The ultimate truth that Buddhism guides the seeker to find for themselves cannot be realised with the help of an artificial tool. Self-realisation cannot be achieved through a machine. As to propagating Buddhism abroad, there is no need for AI or any other modern technology to be specially used for that, which cannot also be used for the propagation of other religions.

Actually, if AI is used to establish the veracity of each religion by its adherents as the sole custodian of what it claims to be the Absolute Truth in contravention of the claims of rival religions, the advent of AI will definitely spell doom to all religions including the Buddhist religion. But the ethical philosophical essence of Buddhism cannot remain in circulation unless it survives in the form of a religion. Unique among religions, Buddhism recognises two kinds of truth: sammuti sacca or conventional truth and paramattha sacca or absolute truth. Will a machine make this distinction?
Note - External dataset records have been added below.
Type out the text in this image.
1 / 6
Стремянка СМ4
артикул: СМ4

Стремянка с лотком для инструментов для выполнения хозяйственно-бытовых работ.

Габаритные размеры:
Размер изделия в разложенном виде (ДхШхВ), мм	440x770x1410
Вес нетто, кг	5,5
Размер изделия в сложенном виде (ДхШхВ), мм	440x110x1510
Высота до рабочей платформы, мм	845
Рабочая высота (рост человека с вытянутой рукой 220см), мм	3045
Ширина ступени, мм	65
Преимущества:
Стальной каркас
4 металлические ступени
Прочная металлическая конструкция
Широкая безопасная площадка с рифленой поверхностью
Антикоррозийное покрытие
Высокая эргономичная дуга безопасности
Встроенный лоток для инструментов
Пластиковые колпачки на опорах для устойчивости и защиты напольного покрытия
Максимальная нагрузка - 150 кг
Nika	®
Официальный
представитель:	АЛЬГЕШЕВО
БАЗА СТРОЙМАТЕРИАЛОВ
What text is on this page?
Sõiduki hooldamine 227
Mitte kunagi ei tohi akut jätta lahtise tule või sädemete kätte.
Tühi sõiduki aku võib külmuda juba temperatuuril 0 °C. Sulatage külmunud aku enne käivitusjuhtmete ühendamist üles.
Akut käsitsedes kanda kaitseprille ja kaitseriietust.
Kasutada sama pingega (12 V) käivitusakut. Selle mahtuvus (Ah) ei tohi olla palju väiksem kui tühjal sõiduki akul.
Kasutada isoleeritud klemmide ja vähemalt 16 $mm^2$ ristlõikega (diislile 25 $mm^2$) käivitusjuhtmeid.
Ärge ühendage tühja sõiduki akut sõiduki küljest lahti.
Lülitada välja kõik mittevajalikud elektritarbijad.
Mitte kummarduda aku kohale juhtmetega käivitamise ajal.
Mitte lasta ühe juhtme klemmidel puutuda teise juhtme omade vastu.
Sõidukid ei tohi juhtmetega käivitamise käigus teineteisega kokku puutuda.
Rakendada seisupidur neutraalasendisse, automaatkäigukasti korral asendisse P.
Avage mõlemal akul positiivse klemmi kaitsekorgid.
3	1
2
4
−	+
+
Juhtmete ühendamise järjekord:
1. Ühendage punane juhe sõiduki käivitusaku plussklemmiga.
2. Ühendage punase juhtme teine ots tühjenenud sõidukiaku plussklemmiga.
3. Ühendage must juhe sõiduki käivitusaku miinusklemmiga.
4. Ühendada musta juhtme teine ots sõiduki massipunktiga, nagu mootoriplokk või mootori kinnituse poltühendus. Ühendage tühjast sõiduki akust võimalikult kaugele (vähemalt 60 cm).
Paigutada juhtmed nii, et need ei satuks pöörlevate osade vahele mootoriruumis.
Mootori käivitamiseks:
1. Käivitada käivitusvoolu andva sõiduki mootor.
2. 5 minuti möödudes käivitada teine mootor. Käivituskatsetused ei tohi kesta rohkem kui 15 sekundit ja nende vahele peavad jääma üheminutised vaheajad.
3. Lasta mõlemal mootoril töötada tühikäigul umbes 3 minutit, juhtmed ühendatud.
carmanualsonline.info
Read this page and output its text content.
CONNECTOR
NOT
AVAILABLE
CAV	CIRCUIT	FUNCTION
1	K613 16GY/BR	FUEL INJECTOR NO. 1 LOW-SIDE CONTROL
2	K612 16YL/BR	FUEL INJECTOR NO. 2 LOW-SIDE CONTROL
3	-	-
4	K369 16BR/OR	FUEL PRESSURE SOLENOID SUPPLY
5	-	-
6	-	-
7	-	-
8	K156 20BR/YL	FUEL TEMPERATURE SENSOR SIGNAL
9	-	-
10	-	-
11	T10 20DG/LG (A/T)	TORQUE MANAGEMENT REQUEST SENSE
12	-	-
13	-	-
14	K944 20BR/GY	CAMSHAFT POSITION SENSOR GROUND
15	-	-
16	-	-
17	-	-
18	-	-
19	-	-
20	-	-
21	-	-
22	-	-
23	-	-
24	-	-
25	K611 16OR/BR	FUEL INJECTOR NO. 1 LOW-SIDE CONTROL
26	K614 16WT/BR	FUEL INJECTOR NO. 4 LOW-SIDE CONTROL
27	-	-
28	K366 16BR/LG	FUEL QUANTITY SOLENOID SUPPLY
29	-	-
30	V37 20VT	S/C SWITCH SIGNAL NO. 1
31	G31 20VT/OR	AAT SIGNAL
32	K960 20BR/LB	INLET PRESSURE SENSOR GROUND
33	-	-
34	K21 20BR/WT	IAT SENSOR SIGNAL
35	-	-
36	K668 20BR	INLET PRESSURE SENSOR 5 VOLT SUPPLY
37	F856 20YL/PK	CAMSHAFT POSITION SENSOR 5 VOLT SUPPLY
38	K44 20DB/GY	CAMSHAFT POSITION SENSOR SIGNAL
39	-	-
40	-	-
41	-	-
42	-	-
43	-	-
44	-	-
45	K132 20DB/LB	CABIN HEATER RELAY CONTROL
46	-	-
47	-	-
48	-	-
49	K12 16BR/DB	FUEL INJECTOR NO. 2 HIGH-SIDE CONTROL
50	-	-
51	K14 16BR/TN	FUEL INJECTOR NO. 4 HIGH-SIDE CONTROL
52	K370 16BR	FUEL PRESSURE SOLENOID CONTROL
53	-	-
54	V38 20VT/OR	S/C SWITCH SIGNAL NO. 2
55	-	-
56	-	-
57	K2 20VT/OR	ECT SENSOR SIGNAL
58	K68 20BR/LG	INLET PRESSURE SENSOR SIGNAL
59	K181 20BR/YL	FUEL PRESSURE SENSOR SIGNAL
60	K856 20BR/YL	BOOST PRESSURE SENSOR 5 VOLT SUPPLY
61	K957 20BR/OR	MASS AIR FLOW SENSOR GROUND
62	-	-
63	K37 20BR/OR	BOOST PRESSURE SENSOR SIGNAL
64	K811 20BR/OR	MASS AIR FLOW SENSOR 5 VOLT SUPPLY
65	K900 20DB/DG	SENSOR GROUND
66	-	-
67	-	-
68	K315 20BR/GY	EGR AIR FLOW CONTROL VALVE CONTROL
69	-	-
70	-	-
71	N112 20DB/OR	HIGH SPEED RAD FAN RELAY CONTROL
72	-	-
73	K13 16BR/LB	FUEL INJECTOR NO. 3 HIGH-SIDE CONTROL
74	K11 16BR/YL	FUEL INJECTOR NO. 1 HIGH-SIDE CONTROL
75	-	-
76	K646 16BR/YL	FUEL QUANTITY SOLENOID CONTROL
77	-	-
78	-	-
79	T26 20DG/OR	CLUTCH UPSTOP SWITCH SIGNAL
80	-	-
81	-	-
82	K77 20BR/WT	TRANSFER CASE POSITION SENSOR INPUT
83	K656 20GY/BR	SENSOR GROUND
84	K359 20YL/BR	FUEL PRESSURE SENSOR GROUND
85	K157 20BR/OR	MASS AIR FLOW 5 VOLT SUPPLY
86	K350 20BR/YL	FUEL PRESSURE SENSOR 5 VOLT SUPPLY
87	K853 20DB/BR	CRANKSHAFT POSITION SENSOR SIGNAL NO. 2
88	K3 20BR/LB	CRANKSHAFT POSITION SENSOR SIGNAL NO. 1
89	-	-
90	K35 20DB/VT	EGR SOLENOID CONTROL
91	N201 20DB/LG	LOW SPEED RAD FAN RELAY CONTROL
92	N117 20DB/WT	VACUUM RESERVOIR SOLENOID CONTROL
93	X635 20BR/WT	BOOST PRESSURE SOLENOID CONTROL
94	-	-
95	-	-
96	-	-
Any technology savvy adherent of a religion will be able to use AI to establish their religion’s claim to the possession of the Ultimate Truth, but the problem is that a similarly skilled different believer of the same religion, by feeding a different sample of selected data as they understand it from their so-called sacred sources, may arrive at a different form of the Absolute Truth they propagate. That is the situation that has continued down the ages causing sectarian conflicts within a religion and between religions, sometimes involving death and destruction with the gods they worship and offer prayers to for protection nowhere to be seen as is now happening in the Israel-Gaza theatre.

My opinion for what it is worth is that there is hardly anything that the most pious protector of Buddhism could do to save Buddhism in Sri Lanka or propagate it in the world through AI. There are at least 500 million Buddhists in the world, most of them belonging to the Mahayana tradition. Sri Lanka’s 15 million Theravada Buddhists are a small minority in global terms. But Sri Lanka has the historic distinction for being the venue where the Tripitaka of the Theravada or the Elders’ tradition was first committed to writing in the 1st century BCE and for having maintained its still prevailing Buddhist religious establishment unbroken since the 3rd century BCE. So Sri Lankan Buddhists do have a very important role to play in global Buddhist missionary movements. However, AI is not likely to have any central role to play in such a sphere.

 The good uses that AI can be put to in diverse fields such as medicine, space exploration, archaeology, agriculture, economics, defence/military, espionage, and so on and so forth, are limitless. As numerous are its possible abuses at the hands of antisocial elements with the necessary expertise in its application. For example, AI tools can be misused for making deep fake videos to misrepresent the message of a well-known personality, such as a prominent monk in order to sabotage his work or merely to defame him. This is a legitimate concern that the president hints at in his original proposal, where he says proper legislation must be put in place before the envisaged AI programme is implemented.

Finally, it may be submitted that the money set aside for the proposed AI for Buddhism research programme (which could be seen as discriminatory towards adherents of other faiths in addition being open to criticism by the Buddhists themselves as counterproductive) should be better spent on providing easy access to (preferably, free) online education for all students of the country irrespective of the urban rural discrimination, social and economic status discrepancies, race, religion or language differences.  Let’s protect the Buddha Sasana from politics.